山田氏「ある時期までは、人間が、自分が脅かされることへの恐怖があるかもしれません。いざ、大きく状況が変化してしまうと、むしろ華やぐのではないかと思います。これまでの縛りや固定観念から開放されて、人間って楽しいなという気分になったら、最高ですよね」
作品を通じて、ずっと心に残るような問いかけをしたかった
ここまで人間の可能性について、山田氏の考えを伺ってきた。だが、同氏も答えを持っているわけではない。悩みながら、考えながら、作品を描いてきたという。
山田氏「これだけ人間らしさや、人間の時代と言っていますが、そこに対する疑問も同時にずっと抱えているのかもしれません。矛盾しているのかもしれませんが、AIに適応してしまおうとするのも一つの人間らしさなわけですよね。人間らしさから外れようとするような動きも、一つの人間らしさというか。人間らしさが固定観念のようになってしまっていて、そこから抜け出せずに、別の可能性を探れなくなってしまっているのではないか、という疑問もあるんです。
その疑問に対して、作品を描いているうちに答えは出せなかった。両方、人間らしさだし、生命が持っている動きだと言える。生命は、望むと望まざるにかかわらず、変化していくわけですよね。その変化こそが命の輝きのような気もする。一方で、自分の恒常性というか、自分を変化させないという動きもある。その相反する面を持っていて、どっちも否定できない。
結局、僕は『AIの遺電子 RED QUEEN』の最終巻で、主人公が変化しない側と変化する側に分かれてしまうという結論を描きました。結局、どっちがいいのかというのは決められなかったんですよね」
「決められなかった」と語る山田氏。だが、その表情に陰りは見えなかった。自分が好きだった作品たちのように、読者に問いを残すような作品を描きたいと思ってきたからだ。
山田氏「僕自身、問いが残る漫画が好きで、自分でもそれにチャレンジしたみたんです。例えば『ブラックジャック』。あの作品はエンターテインメントとしても本当にすばらしいのですが、読み終わった後に何か考えたくなる。
『火の鳥』もそうですね。自分の中に問いが残るというのが、手塚治虫さんの作品の好きなところ。そこまでは及ばないかもしれないけど、自分でもそういう問いかけをやってみたいという気持ちもありました。
他にも、宮崎駿さんの作品が好きで、『風の谷のナウシカ』の漫画にはかなり影響を受けています。あれも大きな文明論のような作品で、今でも通用する様々な視点を教えてくれました。ナウシカたちが生きる未来を見てみたい、という気持ちも生まれました。

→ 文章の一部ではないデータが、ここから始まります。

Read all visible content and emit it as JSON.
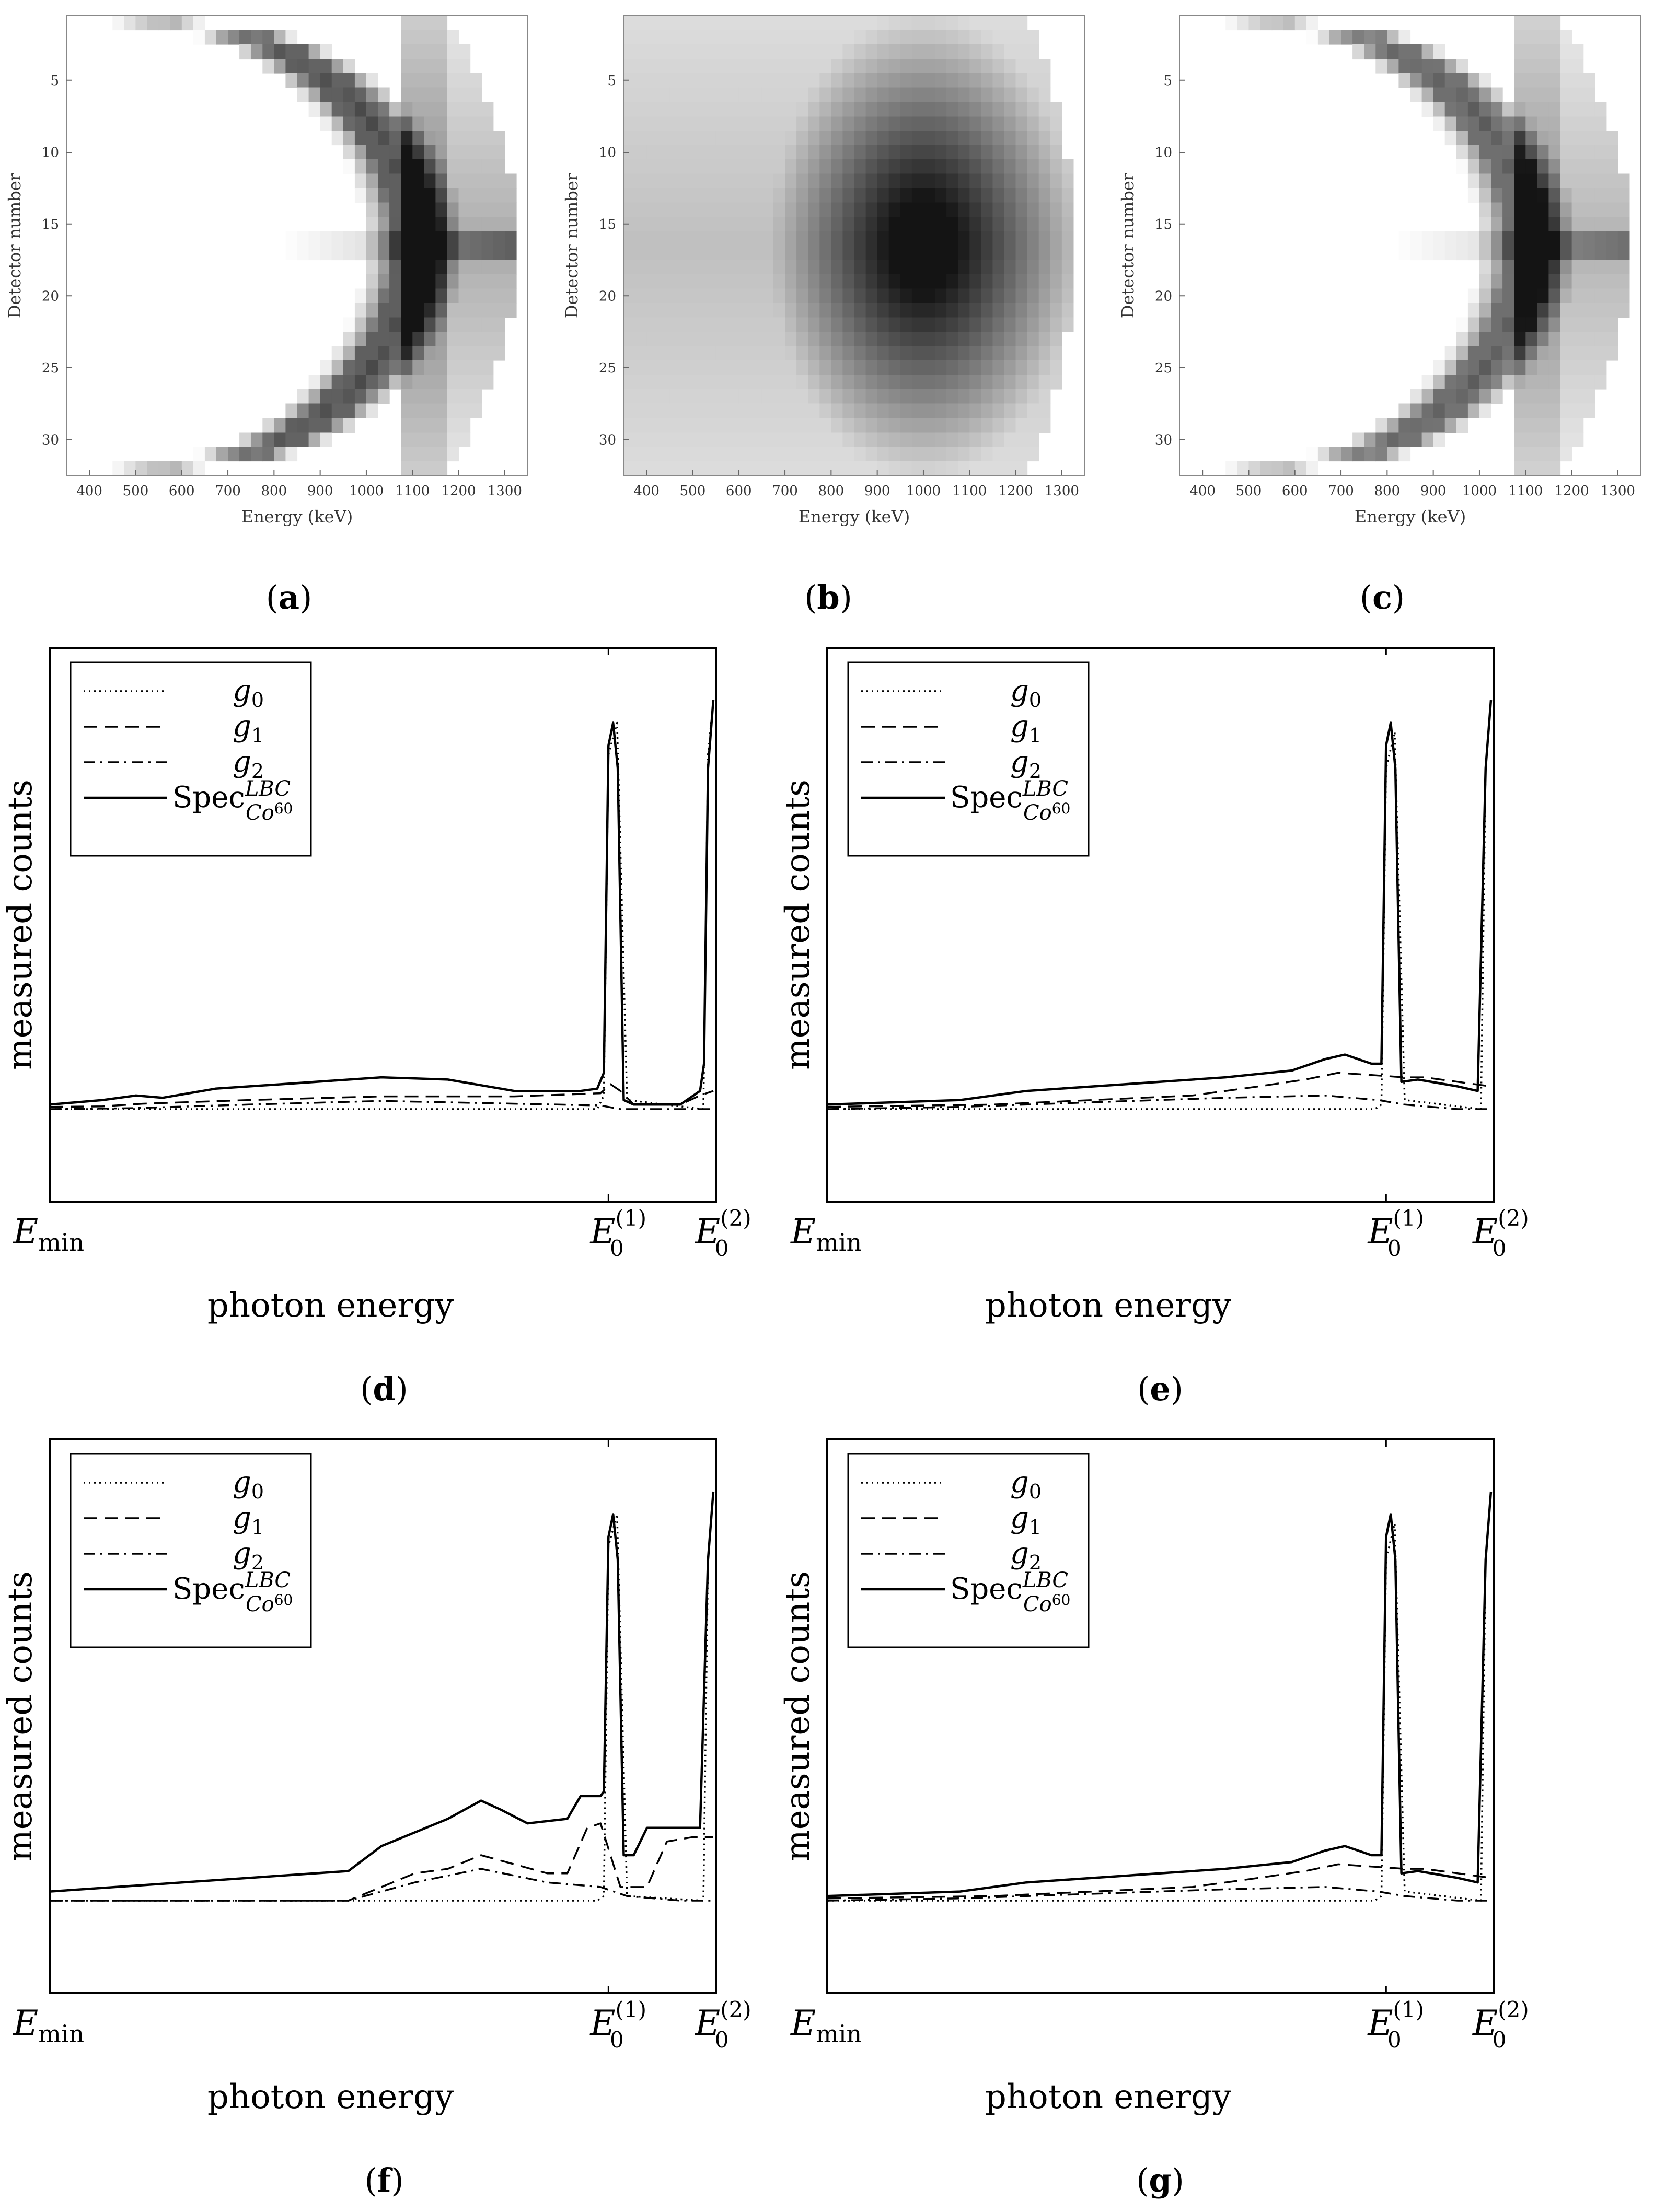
{
  "chart_data": [
    {
      "id": "a",
      "caption": "a",
      "type": "heatmap",
      "xlabel": "Energy (keV)",
      "ylabel": "Detector number",
      "xlim": [
        350,
        1350
      ],
      "ylim": [
        32,
        1
      ],
      "xticks": [
        400,
        500,
        600,
        700,
        800,
        900,
        1000,
        1100,
        1200,
        1300
      ],
      "yticks": [
        5,
        10,
        15,
        20,
        25,
        30
      ],
      "colormap": "gray (dark = high counts)",
      "variant": "sharp"
    },
    {
      "id": "b",
      "caption": "b",
      "type": "heatmap",
      "xlabel": "Energy (keV)",
      "ylabel": "Detector number",
      "xlim": [
        350,
        1350
      ],
      "ylim": [
        32,
        1
      ],
      "xticks": [
        400,
        500,
        600,
        700,
        800,
        900,
        1000,
        1100,
        1200,
        1300
      ],
      "yticks": [
        5,
        10,
        15,
        20,
        25,
        30
      ],
      "colormap": "gray (dark = high counts)",
      "variant": "smooth"
    },
    {
      "id": "c",
      "caption": "c",
      "type": "heatmap",
      "xlabel": "Energy (keV)",
      "ylabel": "Detector number",
      "xlim": [
        350,
        1350
      ],
      "ylim": [
        32,
        1
      ],
      "xticks": [
        400,
        500,
        600,
        700,
        800,
        900,
        1000,
        1100,
        1200,
        1300
      ],
      "yticks": [
        5,
        10,
        15,
        20,
        25,
        30
      ],
      "colormap": "gray (dark = high counts)",
      "variant": "sharp-light"
    },
    {
      "id": "d",
      "caption": "d",
      "type": "line",
      "xlabel": "photon energy",
      "ylabel": "measured counts",
      "xticks": [
        "Emin",
        "E0(1)",
        "E0(2)"
      ],
      "ylim": [
        0,
        1
      ],
      "legend_position": "top-left",
      "series": [
        {
          "name": "g0",
          "style": "dotted",
          "x": [
            0,
            0.825,
            0.835,
            0.842,
            0.855,
            0.87,
            0.985,
            0.992,
            1.0
          ],
          "y": [
            0.1,
            0.1,
            0.13,
            0.88,
            0.95,
            0.12,
            0.1,
            0.88,
            1.0
          ]
        },
        {
          "name": "g1",
          "style": "dashed",
          "x": [
            0,
            0.08,
            0.14,
            0.3,
            0.5,
            0.7,
            0.83,
            0.845,
            0.86,
            0.88,
            0.95,
            0.98,
            1.0
          ],
          "y": [
            0.105,
            0.106,
            0.112,
            0.12,
            0.128,
            0.128,
            0.135,
            0.155,
            0.14,
            0.11,
            0.11,
            0.13,
            0.14
          ]
        },
        {
          "name": "g2",
          "style": "dashdot",
          "x": [
            0,
            0.12,
            0.3,
            0.5,
            0.7,
            0.83,
            0.86,
            0.9,
            0.98,
            1.0
          ],
          "y": [
            0.1,
            0.102,
            0.11,
            0.118,
            0.112,
            0.108,
            0.1,
            0.1,
            0.1,
            0.1
          ]
        },
        {
          "name": "Spec",
          "style": "solid",
          "x": [
            0,
            0.08,
            0.13,
            0.17,
            0.25,
            0.35,
            0.5,
            0.6,
            0.7,
            0.8,
            0.825,
            0.835,
            0.842,
            0.849,
            0.856,
            0.865,
            0.88,
            0.95,
            0.98,
            0.986,
            0.992,
            1.0
          ],
          "y": [
            0.11,
            0.12,
            0.13,
            0.125,
            0.145,
            0.155,
            0.17,
            0.165,
            0.14,
            0.14,
            0.145,
            0.18,
            0.9,
            0.95,
            0.85,
            0.12,
            0.11,
            0.11,
            0.14,
            0.2,
            0.85,
            1.0
          ]
        }
      ]
    },
    {
      "id": "e",
      "caption": "e",
      "type": "line",
      "xlabel": "photon energy",
      "ylabel": "measured counts",
      "xticks": [
        "Emin",
        "E0(1)",
        "E0(2)"
      ],
      "ylim": [
        0,
        1
      ],
      "legend_position": "top-left",
      "series": [
        {
          "name": "g0",
          "style": "dotted",
          "x": [
            0,
            0.825,
            0.835,
            0.842,
            0.855,
            0.87,
            0.985,
            0.992,
            1.0
          ],
          "y": [
            0.1,
            0.1,
            0.11,
            0.85,
            0.93,
            0.12,
            0.1,
            0.85,
            1.0
          ]
        },
        {
          "name": "g1",
          "style": "dashed",
          "x": [
            0,
            0.25,
            0.4,
            0.55,
            0.65,
            0.72,
            0.77,
            0.82,
            0.87,
            0.9,
            0.95,
            1.0
          ],
          "y": [
            0.105,
            0.11,
            0.12,
            0.13,
            0.15,
            0.165,
            0.18,
            0.175,
            0.17,
            0.17,
            0.16,
            0.15
          ]
        },
        {
          "name": "g2",
          "style": "dashdot",
          "x": [
            0,
            0.2,
            0.4,
            0.6,
            0.75,
            0.83,
            0.87,
            0.95,
            1.0
          ],
          "y": [
            0.1,
            0.105,
            0.115,
            0.125,
            0.13,
            0.12,
            0.11,
            0.1,
            0.1
          ]
        },
        {
          "name": "Spec",
          "style": "solid",
          "x": [
            0,
            0.2,
            0.3,
            0.45,
            0.6,
            0.7,
            0.75,
            0.78,
            0.82,
            0.835,
            0.842,
            0.849,
            0.856,
            0.865,
            0.89,
            0.95,
            0.98,
            0.992,
            1.0
          ],
          "y": [
            0.11,
            0.12,
            0.14,
            0.155,
            0.17,
            0.185,
            0.21,
            0.22,
            0.2,
            0.2,
            0.9,
            0.95,
            0.85,
            0.16,
            0.165,
            0.15,
            0.14,
            0.85,
            1.0
          ]
        }
      ]
    },
    {
      "id": "f",
      "caption": "f",
      "type": "line",
      "xlabel": "photon energy",
      "ylabel": "measured counts",
      "xticks": [
        "Emin",
        "E0(1)",
        "E0(2)"
      ],
      "ylim": [
        0,
        1
      ],
      "legend_position": "top-left",
      "series": [
        {
          "name": "g0",
          "style": "dotted",
          "x": [
            0,
            0.825,
            0.835,
            0.842,
            0.855,
            0.87,
            0.985,
            0.992,
            1.0
          ],
          "y": [
            0.1,
            0.1,
            0.11,
            0.88,
            0.95,
            0.11,
            0.1,
            0.85,
            1.0
          ]
        },
        {
          "name": "g1",
          "style": "dashed",
          "x": [
            0,
            0.45,
            0.55,
            0.6,
            0.65,
            0.7,
            0.75,
            0.78,
            0.81,
            0.83,
            0.86,
            0.9,
            0.93,
            0.97,
            1.0
          ],
          "y": [
            0.1,
            0.1,
            0.16,
            0.17,
            0.2,
            0.18,
            0.16,
            0.16,
            0.26,
            0.27,
            0.13,
            0.13,
            0.23,
            0.24,
            0.24
          ]
        },
        {
          "name": "g2",
          "style": "dashdot",
          "x": [
            0,
            0.45,
            0.55,
            0.65,
            0.75,
            0.83,
            0.87,
            0.95,
            1.0
          ],
          "y": [
            0.1,
            0.1,
            0.14,
            0.17,
            0.14,
            0.13,
            0.11,
            0.1,
            0.1
          ]
        },
        {
          "name": "Spec",
          "style": "solid",
          "x": [
            0,
            0.45,
            0.5,
            0.6,
            0.65,
            0.68,
            0.72,
            0.78,
            0.8,
            0.83,
            0.835,
            0.842,
            0.849,
            0.856,
            0.865,
            0.88,
            0.9,
            0.95,
            0.98,
            0.992,
            1.0
          ],
          "y": [
            0.12,
            0.165,
            0.22,
            0.28,
            0.32,
            0.3,
            0.27,
            0.28,
            0.33,
            0.33,
            0.34,
            0.9,
            0.95,
            0.85,
            0.2,
            0.2,
            0.26,
            0.26,
            0.26,
            0.85,
            1.0
          ]
        }
      ]
    },
    {
      "id": "g",
      "caption": "g",
      "type": "line",
      "xlabel": "photon energy",
      "ylabel": "measured counts",
      "xticks": [
        "Emin",
        "E0(1)",
        "E0(2)"
      ],
      "ylim": [
        0,
        1
      ],
      "legend_position": "top-left",
      "series": [
        {
          "name": "g0",
          "style": "dotted",
          "x": [
            0,
            0.825,
            0.835,
            0.842,
            0.855,
            0.87,
            0.985,
            0.992,
            1.0
          ],
          "y": [
            0.1,
            0.1,
            0.11,
            0.85,
            0.93,
            0.12,
            0.1,
            0.85,
            1.0
          ]
        },
        {
          "name": "g1",
          "style": "dashed",
          "x": [
            0,
            0.25,
            0.4,
            0.55,
            0.65,
            0.72,
            0.77,
            0.82,
            0.87,
            0.9,
            0.95,
            1.0
          ],
          "y": [
            0.105,
            0.11,
            0.12,
            0.13,
            0.15,
            0.165,
            0.18,
            0.175,
            0.17,
            0.17,
            0.16,
            0.15
          ]
        },
        {
          "name": "g2",
          "style": "dashdot",
          "x": [
            0,
            0.2,
            0.4,
            0.6,
            0.75,
            0.83,
            0.87,
            0.95,
            1.0
          ],
          "y": [
            0.1,
            0.105,
            0.115,
            0.125,
            0.13,
            0.12,
            0.11,
            0.1,
            0.1
          ]
        },
        {
          "name": "Spec",
          "style": "solid",
          "x": [
            0,
            0.2,
            0.3,
            0.45,
            0.6,
            0.7,
            0.75,
            0.78,
            0.82,
            0.835,
            0.842,
            0.849,
            0.856,
            0.865,
            0.89,
            0.95,
            0.98,
            0.992,
            1.0
          ],
          "y": [
            0.11,
            0.12,
            0.14,
            0.155,
            0.17,
            0.185,
            0.21,
            0.22,
            0.2,
            0.2,
            0.9,
            0.95,
            0.85,
            0.16,
            0.165,
            0.15,
            0.14,
            0.85,
            1.0
          ]
        }
      ]
    }
  ]
}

ナウシカのような一度世界が滅んだ後の世界はなかなか想像つかないかもしれません。ですが、日常の延長にある、想像がつくような世界でも同じように問いが立てられるはず。
自分たちの生活と地続きな世界を描いて、問いを投げかけたかった。その結果が、『AIの遺電子』なんだと思います」
生成系AIが急速に広がり、AIとの共生について多くの人が自分ごととして考えなければならなくなった。避けられない変化なのであれば、仕事や生活が激変する不安にさらされるのではなく、どうやっておもしろがるかが重要になる。
作品に触れたことのない人は、アニメも放映されるこのタイミングにぜひ触れてみてほしい。ずっとAIとの共生を想像してきた山田氏が描く世界には、この変化に向き合うためのヒントが散りばめられている。